Non-autoregressive (NAR) language models offer notable efficiency in text generation by circumventing the sequential bottleneck of autoregressive decoding. However, accurately modeling dependencies in discrete sequences remains challenging in this paradigm. In this work, we advance the field of NAR generation by applying conditional flow matching (CFM) methods grounded in geometrically principled interpolation, specifically leveraging Kullback-Leibler (KL) divergence geodesics, which correspond to linear interpolation in logit space. We rigorously establish that maximizing conditional likelihood in this setting precisely recovers the flow matching velocity field, supplying the theoretical justification for this approach in sequence modeling. To address practical performance gaps of basic inference, we propose a novel empirical sampling strategy that iteratively denoises and re-noises, along with a hybrid scheme that integrates our sampling method with basic procedure. Across unconditional and conditional text and code infilling, the approach improves perplexity and downstream metrics over prior NAR baselines under matched settings.

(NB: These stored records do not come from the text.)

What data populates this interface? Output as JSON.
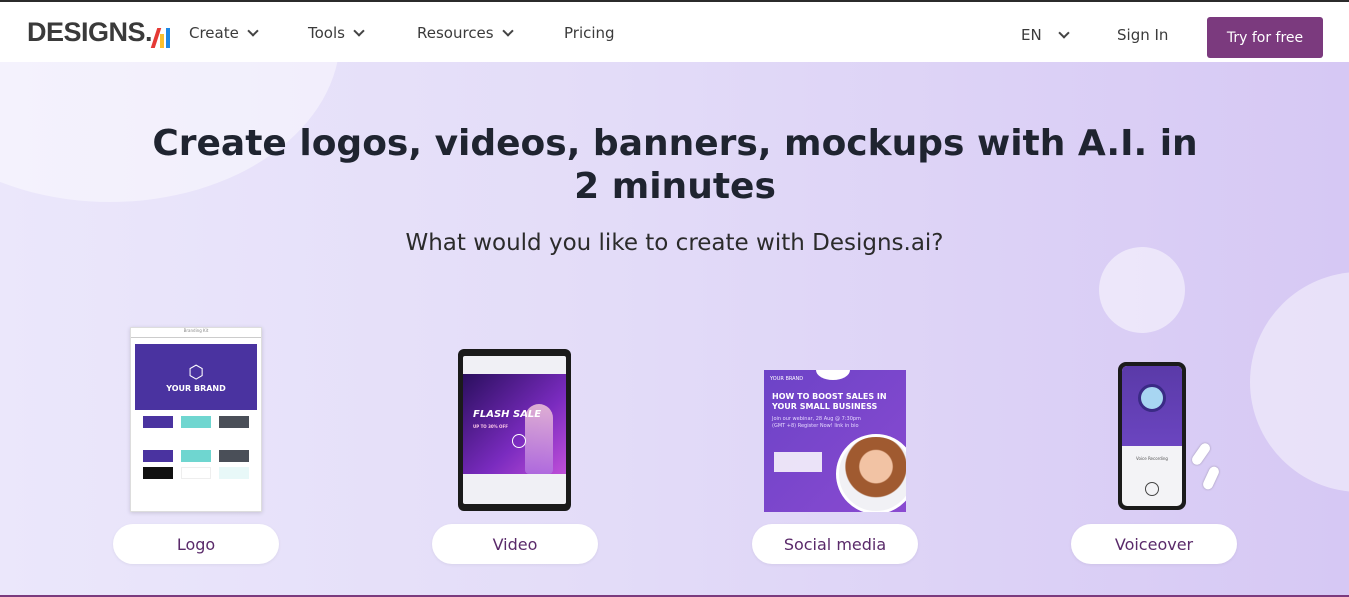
{
  "nav": {
    "logo_text": "DESIGNS.",
    "logo_colors": [
      "#e53935",
      "#1e88e5",
      "#fbc02d"
    ],
    "links": [
      {
        "label": "Create",
        "has_dropdown": true
      },
      {
        "label": "Tools",
        "has_dropdown": true
      },
      {
        "label": "Resources",
        "has_dropdown": true
      },
      {
        "label": "Pricing",
        "has_dropdown": false
      }
    ],
    "language": "EN",
    "sign_in": "Sign In",
    "cta": "Try for free",
    "cta_color": "#7b3a7e"
  },
  "hero": {
    "headline": "Create logos, videos, banners, mockups with A.I. in 2 minutes",
    "subheadline": "What would you like to create with Designs.ai?"
  },
  "cards": [
    {
      "label": "Logo",
      "preview": {
        "title": "YOUR BRAND"
      }
    },
    {
      "label": "Video",
      "preview": {
        "title": "FLASH SALE",
        "subtitle": "UP TO 30% OFF"
      }
    },
    {
      "label": "Social media",
      "preview": {
        "brand": "YOUR BRAND",
        "title": "HOW TO BOOST SALES IN YOUR SMALL BUSINESS",
        "body": "Join our webinar, 28 Aug @ 7:30pm (GMT +8) Register Now! link in bio"
      }
    },
    {
      "label": "Voiceover",
      "preview": {
        "caption": "Voice Recording"
      }
    }
  ]
}
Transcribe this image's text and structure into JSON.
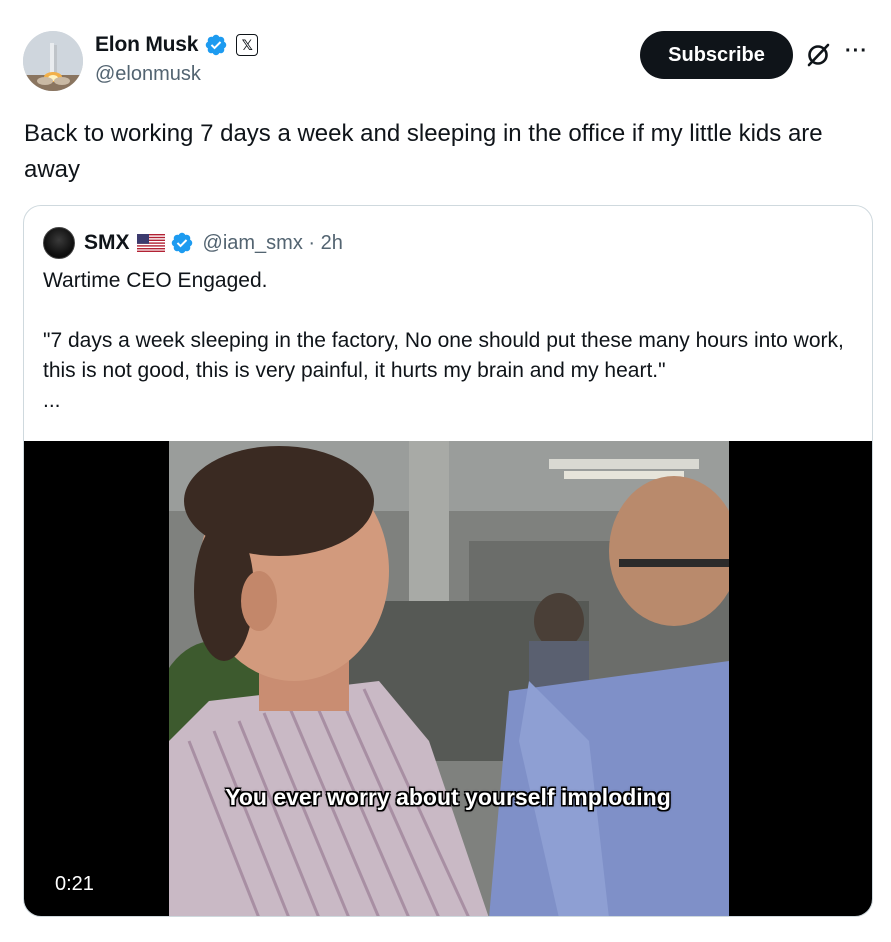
{
  "author": {
    "name": "Elon Musk",
    "handle": "@elonmusk",
    "verified_icon": "verified-badge-icon",
    "affiliation_icon": "x-logo-icon",
    "affiliation_glyph": "𝕏"
  },
  "actions": {
    "subscribe_label": "Subscribe",
    "grok_icon": "grok-icon",
    "more_label": "···"
  },
  "tweet": {
    "text": "Back to working 7 days a week and sleeping in the office if my little kids are away"
  },
  "quoted": {
    "name": "SMX",
    "flag_icon": "us-flag-icon",
    "handle_time": "@iam_smx · 2h",
    "text": "Wartime CEO Engaged.\n\n\"7 days a week sleeping in the factory, No one should put these many hours into work, this is not good, this is very painful, it hurts my brain and my heart.\"\n...",
    "video": {
      "caption": "You ever worry about yourself imploding",
      "duration": "0:21"
    }
  },
  "colors": {
    "verified_blue": "#1d9bf0",
    "text_primary": "#0f1419",
    "text_secondary": "#536471",
    "border": "#cfd9de"
  }
}
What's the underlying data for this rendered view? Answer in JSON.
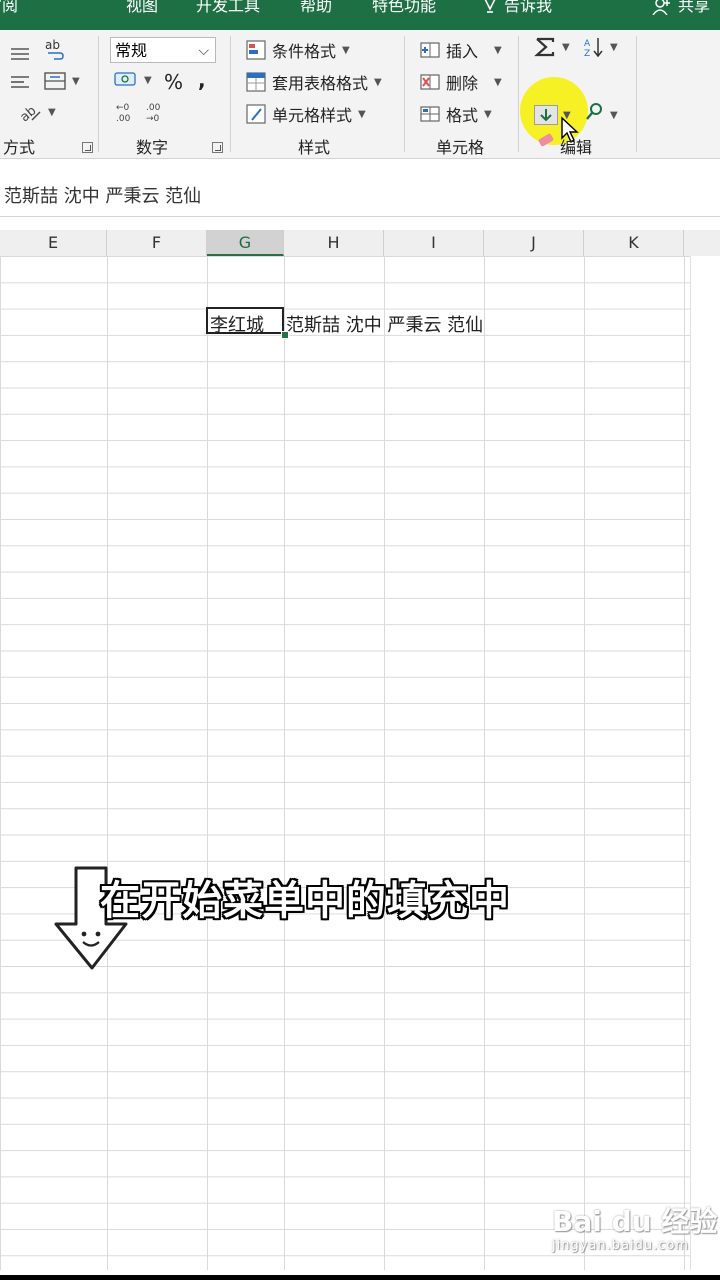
{
  "ribbon_tabs": [
    "审阅",
    "视图",
    "开发工具",
    "帮助",
    "特色功能",
    "告诉我",
    "共享"
  ],
  "groups": {
    "alignment": {
      "label": "方式"
    },
    "number": {
      "label": "数字",
      "format": "常规",
      "percent": "%",
      "comma": ","
    },
    "styles": {
      "label": "样式",
      "conditional": "条件格式",
      "table": "套用表格格式",
      "cell": "单元格样式"
    },
    "cells": {
      "label": "单元格",
      "insert": "插入",
      "delete": "删除",
      "format": "格式"
    },
    "editing": {
      "label": "编辑"
    }
  },
  "formula_bar": {
    "content": "范斯喆 沈中 严秉云 范仙"
  },
  "columns": [
    {
      "letter": "E",
      "selected": false
    },
    {
      "letter": "F",
      "selected": false
    },
    {
      "letter": "G",
      "selected": true
    },
    {
      "letter": "H",
      "selected": false
    },
    {
      "letter": "I",
      "selected": false
    },
    {
      "letter": "J",
      "selected": false
    },
    {
      "letter": "K",
      "selected": false
    }
  ],
  "cells": {
    "active": "李红城",
    "overflow": "范斯喆  沈中  严秉云  范仙"
  },
  "caption": "在开始菜单中的填充中",
  "watermark": {
    "brand": "Bai du 经验",
    "url": "jingyan.baidu.com"
  },
  "colors": {
    "ribbon_green": "#1d7044",
    "accent": "#217346",
    "highlight": "#f6f000"
  }
}
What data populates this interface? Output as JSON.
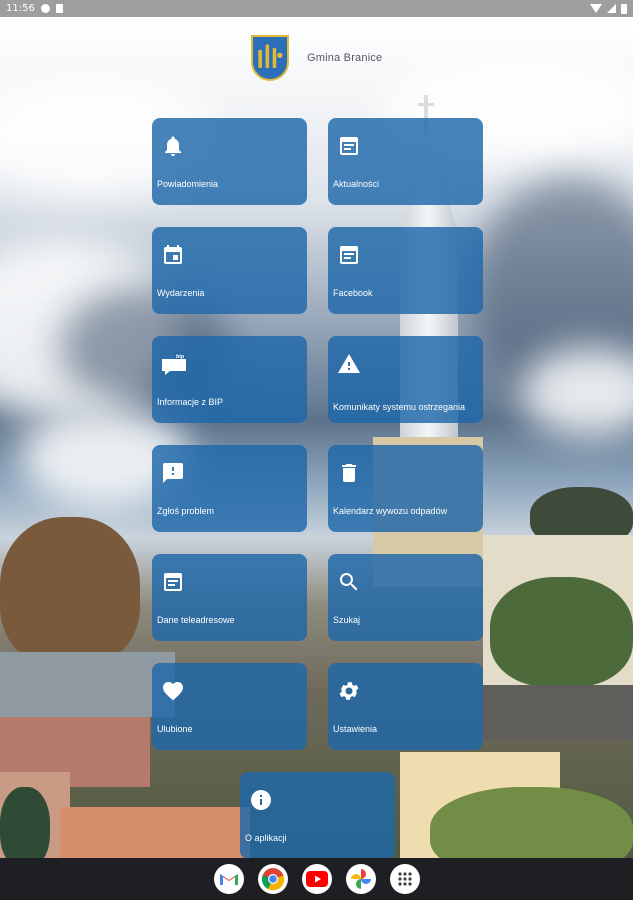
{
  "status_bar": {
    "time": "11:56"
  },
  "header": {
    "title": "Gmina Branice"
  },
  "tiles": [
    {
      "label": "Powiadomienia"
    },
    {
      "label": "Aktualności"
    },
    {
      "label": "Wydarzenia"
    },
    {
      "label": "Facebook"
    },
    {
      "label": "Informacje z BIP",
      "badge": "bip"
    },
    {
      "label": "Komunikaty systemu ostrzegania"
    },
    {
      "label": "Zgłoś problem"
    },
    {
      "label": "Kalendarz wywozu odpadów"
    },
    {
      "label": "Dane teleadresowe"
    },
    {
      "label": "Szukaj"
    },
    {
      "label": "Ulubione"
    },
    {
      "label": "Ustawienia"
    },
    {
      "label": "O aplikacji"
    }
  ],
  "dock": [
    {
      "icon": "gmail-icon"
    },
    {
      "icon": "chrome-icon"
    },
    {
      "icon": "youtube-icon"
    },
    {
      "icon": "photos-icon"
    },
    {
      "icon": "app-drawer-icon"
    }
  ],
  "colors": {
    "tile": "#1f68aa",
    "status_bar": "#9e9e9e",
    "nav_bar": "#1e1f22"
  }
}
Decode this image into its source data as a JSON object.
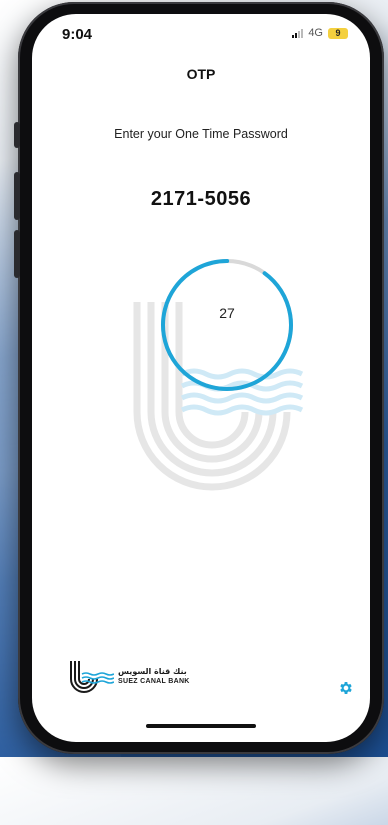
{
  "status_bar": {
    "time": "9:04",
    "network": "4G",
    "battery": "9",
    "battery_color": "#f4d03f"
  },
  "header": {
    "title": "OTP"
  },
  "main": {
    "prompt": "Enter your One Time Password",
    "otp_code": "2171-5056",
    "timer": {
      "seconds_remaining": "27",
      "progress_fraction": 0.9,
      "ring_color": "#1ea5d8",
      "track_color": "#d9d9d9"
    }
  },
  "footer": {
    "logo_text_ar": "بنك قناة السويس",
    "logo_text_en": "SUEZ CANAL BANK",
    "settings_icon": "gear-icon",
    "accent_color": "#1ea5d8"
  }
}
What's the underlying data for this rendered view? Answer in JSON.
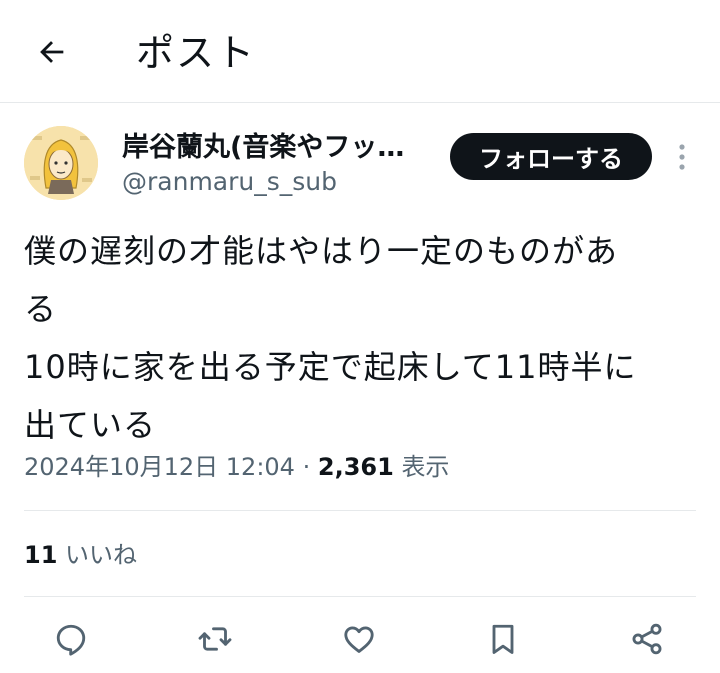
{
  "header": {
    "back_icon": "arrow-left-icon",
    "title": "ポスト"
  },
  "author": {
    "avatar_icon": "avatar-illustration",
    "name": "岸谷蘭丸(音楽やフッ…",
    "handle": "@ranmaru_s_sub",
    "follow_label": "フォローする",
    "more_icon": "more-vertical-icon"
  },
  "post": {
    "text": "僕の遅刻の才能はやはり一定のものがあ\nる\n10時に家を出る予定で起床して11時半に\n出ている",
    "timestamp": "2024年10月12日 12:04",
    "separator": "·",
    "views_count": "2,361",
    "views_label": "表示"
  },
  "stats": {
    "likes_count": "11",
    "likes_label": "いいね"
  },
  "actions": [
    {
      "name": "reply",
      "icon": "reply-icon"
    },
    {
      "name": "repost",
      "icon": "repost-icon"
    },
    {
      "name": "like",
      "icon": "heart-icon"
    },
    {
      "name": "bookmark",
      "icon": "bookmark-icon"
    },
    {
      "name": "share",
      "icon": "share-icon"
    }
  ],
  "colors": {
    "text": "#0f1419",
    "secondary": "#536471",
    "divider": "#e6e9eb",
    "button_bg": "#0f1419"
  }
}
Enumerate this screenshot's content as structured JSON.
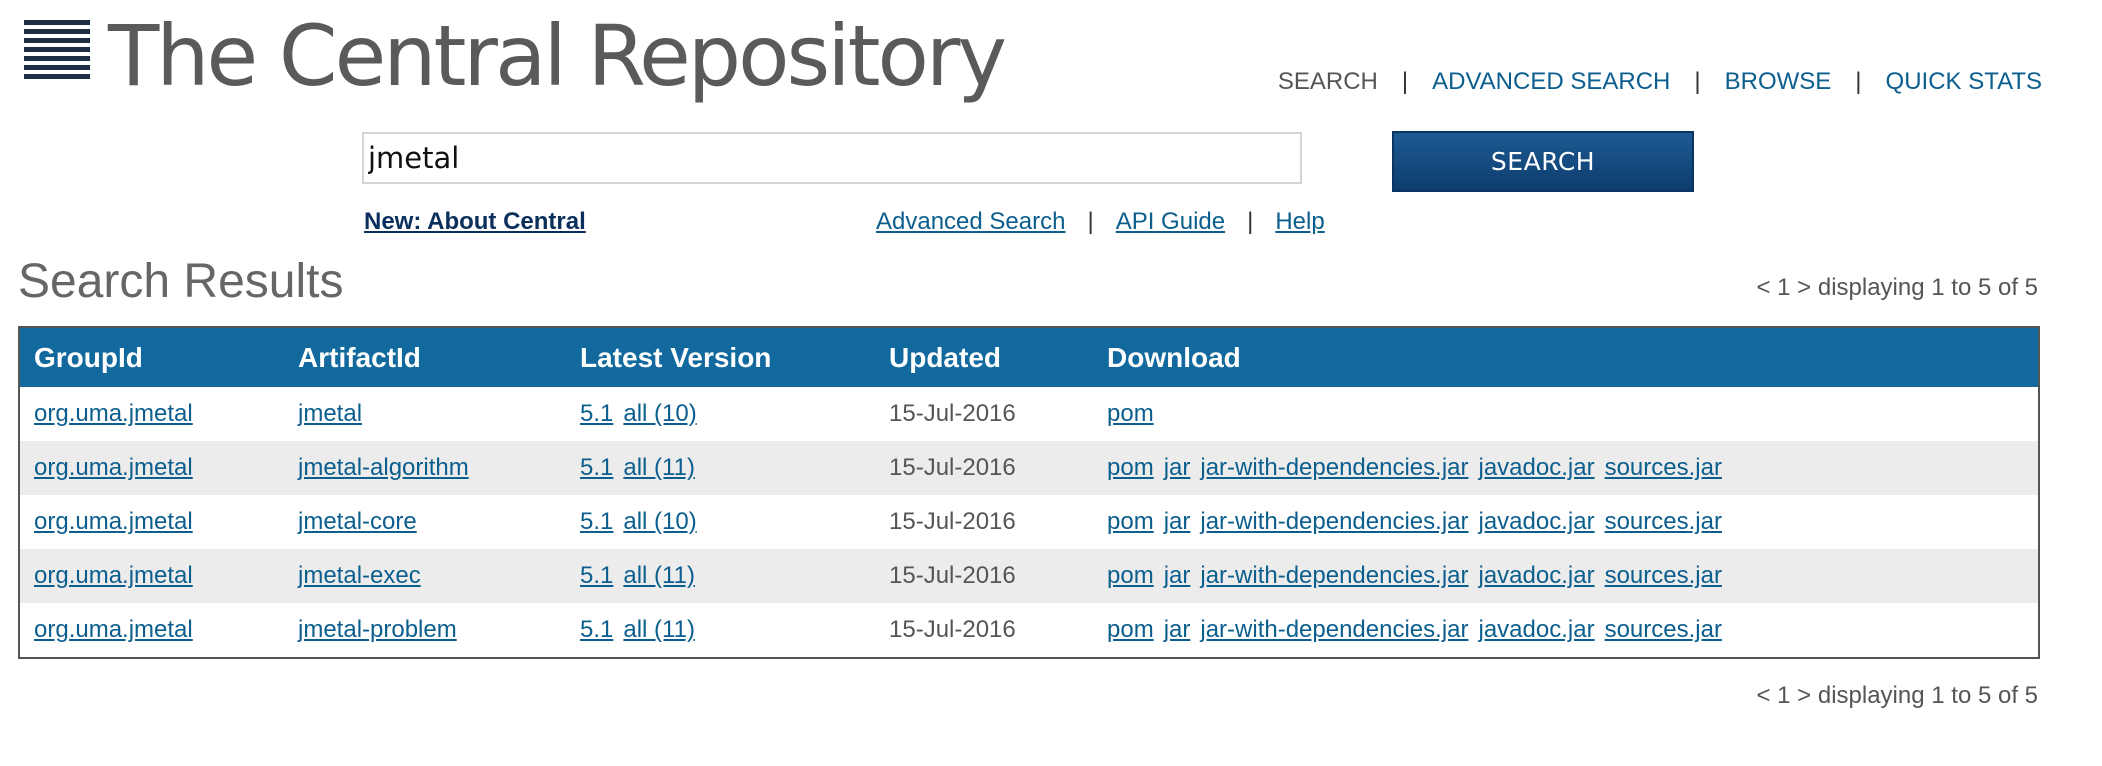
{
  "header": {
    "title": "The Central Repository",
    "nav": [
      {
        "label": "SEARCH",
        "current": true
      },
      {
        "label": "ADVANCED SEARCH",
        "current": false
      },
      {
        "label": "BROWSE",
        "current": false
      },
      {
        "label": "QUICK STATS",
        "current": false
      }
    ]
  },
  "search": {
    "value": "jmetal",
    "button_label": "SEARCH"
  },
  "links": {
    "about": "New: About Central",
    "advanced": "Advanced Search",
    "api": "API Guide",
    "help": "Help"
  },
  "results": {
    "title": "Search Results",
    "pager_text": "< 1 > displaying 1 to 5 of 5",
    "columns": [
      "GroupId",
      "ArtifactId",
      "Latest Version",
      "Updated",
      "Download"
    ],
    "rows": [
      {
        "group": "org.uma.jmetal",
        "artifact": "jmetal",
        "version": "5.1",
        "all": "all (10)",
        "updated": "15-Jul-2016",
        "downloads": [
          "pom"
        ]
      },
      {
        "group": "org.uma.jmetal",
        "artifact": "jmetal-algorithm",
        "version": "5.1",
        "all": "all (11)",
        "updated": "15-Jul-2016",
        "downloads": [
          "pom",
          "jar",
          "jar-with-dependencies.jar",
          "javadoc.jar",
          "sources.jar"
        ]
      },
      {
        "group": "org.uma.jmetal",
        "artifact": "jmetal-core",
        "version": "5.1",
        "all": "all (10)",
        "updated": "15-Jul-2016",
        "downloads": [
          "pom",
          "jar",
          "jar-with-dependencies.jar",
          "javadoc.jar",
          "sources.jar"
        ]
      },
      {
        "group": "org.uma.jmetal",
        "artifact": "jmetal-exec",
        "version": "5.1",
        "all": "all (11)",
        "updated": "15-Jul-2016",
        "downloads": [
          "pom",
          "jar",
          "jar-with-dependencies.jar",
          "javadoc.jar",
          "sources.jar"
        ]
      },
      {
        "group": "org.uma.jmetal",
        "artifact": "jmetal-problem",
        "version": "5.1",
        "all": "all (11)",
        "updated": "15-Jul-2016",
        "downloads": [
          "pom",
          "jar",
          "jar-with-dependencies.jar",
          "javadoc.jar",
          "sources.jar"
        ]
      }
    ]
  },
  "colors": {
    "header_bar": "#11699e",
    "link": "#0b5e8e",
    "button": "#0d3d6e",
    "row_alt": "#ececec"
  },
  "icons": {
    "logo": "stacked-lines-logo-icon"
  }
}
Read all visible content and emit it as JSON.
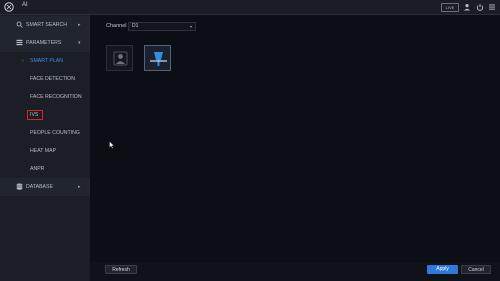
{
  "app": {
    "title": "AI",
    "live_label": "LIVE"
  },
  "sidebar": {
    "smart_search": "SMART SEARCH",
    "parameters": "PARAMETERS",
    "items": [
      {
        "label": "SMART PLAN"
      },
      {
        "label": "FACE DETECTION"
      },
      {
        "label": "FACE RECOGNITION"
      },
      {
        "label": "IVS"
      },
      {
        "label": "PEOPLE COUNTING"
      },
      {
        "label": "HEAT MAP"
      },
      {
        "label": "ANPR"
      }
    ],
    "database": "DATABASE"
  },
  "channel": {
    "label": "Channel",
    "value": "D1"
  },
  "buttons": {
    "refresh": "Refresh",
    "apply": "Apply",
    "cancel": "Cancel"
  },
  "colors": {
    "accent": "#2d7ad8",
    "highlight_box": "#d8232a",
    "active_text": "#3f8ce6"
  },
  "icons": [
    "ai-logo-icon",
    "user-icon",
    "power-icon",
    "menu-icon",
    "face-plan-icon",
    "ivs-plan-icon"
  ]
}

翻译：非自回归（NAR）语言模型通过规避自回归解码中的顺序瓶颈，在文本生成中实现了显著的效率提升。然而，在此范式下准确建模离散序列中的依赖关系仍具有挑战性。本工作通过应用基于几何原理插值的条件流匹配（CFM）方法，特别是利用对应于logit空间中线性插值的KL散度测地线，推动了NAR生成领域的发展。我们严格论证了在此设定下最大化条件似然能够精确恢复流匹配速度场，为该方法在序列建模中的应用提供了理论依据。为解决基础推理在实际性能上的差距，我们提出了一种新的经验采样策略——通过迭代去噪与再噪化过程，并设计了一种将该采样方法与基础流程相结合的混合方案。在无条件和有条件的文本及代码填充任务中，该方法在匹配设置下相较于先前的NAR基线，在困惑度和下游指标上均取得了改进。